Cycling has seen an increase in popularity over the last few years with great local events like the Velo South and triathlons across the county. Cycling is a fun and effective form of exercise, but some worry that pressure from a bicycle saddle can cause urinary, sexual, prostate problems and can even increase your risk of prostate cancer.

Although some clinical studies show that side effects of bicycle riding in men can include genital numbness and in rare cases infertility, impotence, blood in the urine, inflammation of the prostate, and elevated PSA levels, do the pros of an active lifestyle outweigh the risks?


As a keen cyclist, Simon Woodhams, Consultant Urologist joined his colleagues last year to raise over £30,000 for local urology services, taking part in their own version of the cancelled Velo South.

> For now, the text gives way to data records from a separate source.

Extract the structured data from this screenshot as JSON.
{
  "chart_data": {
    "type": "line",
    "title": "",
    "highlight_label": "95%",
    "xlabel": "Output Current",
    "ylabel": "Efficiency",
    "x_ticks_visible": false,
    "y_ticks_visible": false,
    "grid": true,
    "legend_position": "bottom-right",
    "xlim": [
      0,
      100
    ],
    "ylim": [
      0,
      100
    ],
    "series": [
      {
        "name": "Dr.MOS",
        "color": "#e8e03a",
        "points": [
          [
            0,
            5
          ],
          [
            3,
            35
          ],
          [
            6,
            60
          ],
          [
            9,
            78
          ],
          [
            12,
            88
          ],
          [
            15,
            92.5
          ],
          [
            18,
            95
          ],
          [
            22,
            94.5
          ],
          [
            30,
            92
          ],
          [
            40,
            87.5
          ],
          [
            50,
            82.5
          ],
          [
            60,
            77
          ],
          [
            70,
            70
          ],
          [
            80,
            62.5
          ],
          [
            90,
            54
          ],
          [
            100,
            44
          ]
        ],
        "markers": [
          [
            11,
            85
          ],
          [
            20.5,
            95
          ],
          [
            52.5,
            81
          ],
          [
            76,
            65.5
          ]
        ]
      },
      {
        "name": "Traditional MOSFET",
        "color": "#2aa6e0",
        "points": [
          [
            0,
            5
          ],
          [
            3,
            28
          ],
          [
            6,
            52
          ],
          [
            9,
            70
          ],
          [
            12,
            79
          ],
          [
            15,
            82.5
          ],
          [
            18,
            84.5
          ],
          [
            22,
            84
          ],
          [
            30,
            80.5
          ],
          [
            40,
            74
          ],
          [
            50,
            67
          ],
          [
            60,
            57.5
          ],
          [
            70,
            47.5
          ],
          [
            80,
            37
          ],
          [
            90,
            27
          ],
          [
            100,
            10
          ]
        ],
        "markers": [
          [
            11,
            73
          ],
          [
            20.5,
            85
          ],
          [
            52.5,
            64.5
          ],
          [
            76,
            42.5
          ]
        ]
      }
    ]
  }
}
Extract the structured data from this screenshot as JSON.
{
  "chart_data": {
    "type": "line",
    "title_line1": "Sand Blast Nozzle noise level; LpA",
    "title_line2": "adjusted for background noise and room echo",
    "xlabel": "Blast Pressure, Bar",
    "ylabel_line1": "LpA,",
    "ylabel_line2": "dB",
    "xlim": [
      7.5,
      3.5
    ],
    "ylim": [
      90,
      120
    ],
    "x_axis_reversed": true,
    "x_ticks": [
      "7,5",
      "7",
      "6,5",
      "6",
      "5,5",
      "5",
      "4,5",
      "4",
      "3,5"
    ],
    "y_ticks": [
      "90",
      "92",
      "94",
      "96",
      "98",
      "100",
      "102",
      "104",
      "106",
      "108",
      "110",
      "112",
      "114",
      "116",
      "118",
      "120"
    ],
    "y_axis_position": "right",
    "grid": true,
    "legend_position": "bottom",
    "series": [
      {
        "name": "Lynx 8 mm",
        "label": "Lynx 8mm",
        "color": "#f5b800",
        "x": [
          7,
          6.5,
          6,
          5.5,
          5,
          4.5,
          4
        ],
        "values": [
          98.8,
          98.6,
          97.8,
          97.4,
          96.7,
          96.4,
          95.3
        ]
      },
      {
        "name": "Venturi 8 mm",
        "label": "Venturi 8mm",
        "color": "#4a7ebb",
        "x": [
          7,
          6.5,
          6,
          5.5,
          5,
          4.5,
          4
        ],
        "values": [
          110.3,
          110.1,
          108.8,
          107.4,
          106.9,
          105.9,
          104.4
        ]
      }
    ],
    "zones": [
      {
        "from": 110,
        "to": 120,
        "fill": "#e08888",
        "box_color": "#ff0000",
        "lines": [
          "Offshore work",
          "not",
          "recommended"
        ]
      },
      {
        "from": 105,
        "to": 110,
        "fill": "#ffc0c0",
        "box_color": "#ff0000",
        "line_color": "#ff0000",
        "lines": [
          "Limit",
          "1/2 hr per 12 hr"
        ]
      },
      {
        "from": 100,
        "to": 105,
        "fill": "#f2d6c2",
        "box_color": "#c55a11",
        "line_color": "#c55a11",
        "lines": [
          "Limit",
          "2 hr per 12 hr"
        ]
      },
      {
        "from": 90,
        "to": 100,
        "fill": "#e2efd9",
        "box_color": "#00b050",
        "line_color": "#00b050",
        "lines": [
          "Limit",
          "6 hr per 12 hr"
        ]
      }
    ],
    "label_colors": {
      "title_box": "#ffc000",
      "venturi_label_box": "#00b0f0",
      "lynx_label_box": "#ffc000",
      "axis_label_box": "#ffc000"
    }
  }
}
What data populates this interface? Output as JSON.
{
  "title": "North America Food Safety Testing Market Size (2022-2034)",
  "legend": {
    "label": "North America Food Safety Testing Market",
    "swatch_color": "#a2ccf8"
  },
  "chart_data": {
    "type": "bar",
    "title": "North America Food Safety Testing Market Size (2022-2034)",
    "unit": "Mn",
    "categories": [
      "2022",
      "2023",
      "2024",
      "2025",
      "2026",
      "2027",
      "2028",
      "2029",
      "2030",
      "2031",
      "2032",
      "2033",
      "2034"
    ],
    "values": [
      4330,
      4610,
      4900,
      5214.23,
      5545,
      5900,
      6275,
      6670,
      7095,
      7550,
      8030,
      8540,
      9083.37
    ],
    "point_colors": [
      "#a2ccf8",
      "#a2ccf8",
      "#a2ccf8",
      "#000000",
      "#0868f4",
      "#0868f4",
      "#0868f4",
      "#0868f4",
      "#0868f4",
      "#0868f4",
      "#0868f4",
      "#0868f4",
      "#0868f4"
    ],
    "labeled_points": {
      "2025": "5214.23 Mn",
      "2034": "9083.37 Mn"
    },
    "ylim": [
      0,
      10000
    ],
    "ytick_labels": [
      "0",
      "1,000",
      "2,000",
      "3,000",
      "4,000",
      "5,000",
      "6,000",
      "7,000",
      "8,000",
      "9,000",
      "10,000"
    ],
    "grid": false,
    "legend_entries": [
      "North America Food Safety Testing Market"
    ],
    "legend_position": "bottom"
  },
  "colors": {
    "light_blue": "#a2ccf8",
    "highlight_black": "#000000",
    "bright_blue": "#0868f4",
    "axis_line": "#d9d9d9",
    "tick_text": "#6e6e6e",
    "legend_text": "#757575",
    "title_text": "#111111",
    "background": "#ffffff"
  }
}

Cycling can reduce chances of prostate cancer

Woodhams explains, ‘The prostate-specific antigen, or PSA, test is the current gold

standard for identifying prostate cancer. Although studies are mixed about the effects of cycling on the PSA test, a few have linked bicycling riding to temporary elevated PSA levels, which could lead to a false screening. If you are concerned about the possibility and have an upcoming PSA test, you may consider avoiding cycling before blood sampling. Regular bicycle riding does not cause prostate cancer, and it may even reduce your risk for developing it.’

‘If you have a chronic prostate problem that’s provoked by using a conventional seat, you can switch to a recumbent seat. ‘Noseless’ bicycle saddles can reduce numbness, pressure and genital discomfort in male cyclists. A traditional bike saddle puts 25% to 40% of your body’s weight on the nerves and blood vessels down there, but a no-nose saddle shifts that weight toward the sit bones.’

A lack of exercise and eating a high-fat diet are two risk factors for developing prostate cancer that you can control. Other risk factors include your age, race, genetics and family history.

Mr Woodhams concludes that, ‘Men who get the most exercise have a lower incidence of prostate cancer when compared with men who get little or no exercise. Exercising on most days of the week can help you lower your risk of developing prostate cancer. Bicycle riding is an excellent form of exercise and will not increase your risk of prostate cancer. Other ways to reduce your risk of prostate cancer are staying at a healthy weight and eating a well-balanced, healthy diet that includes plenty of fruits, vegetables and whole-grain foods.’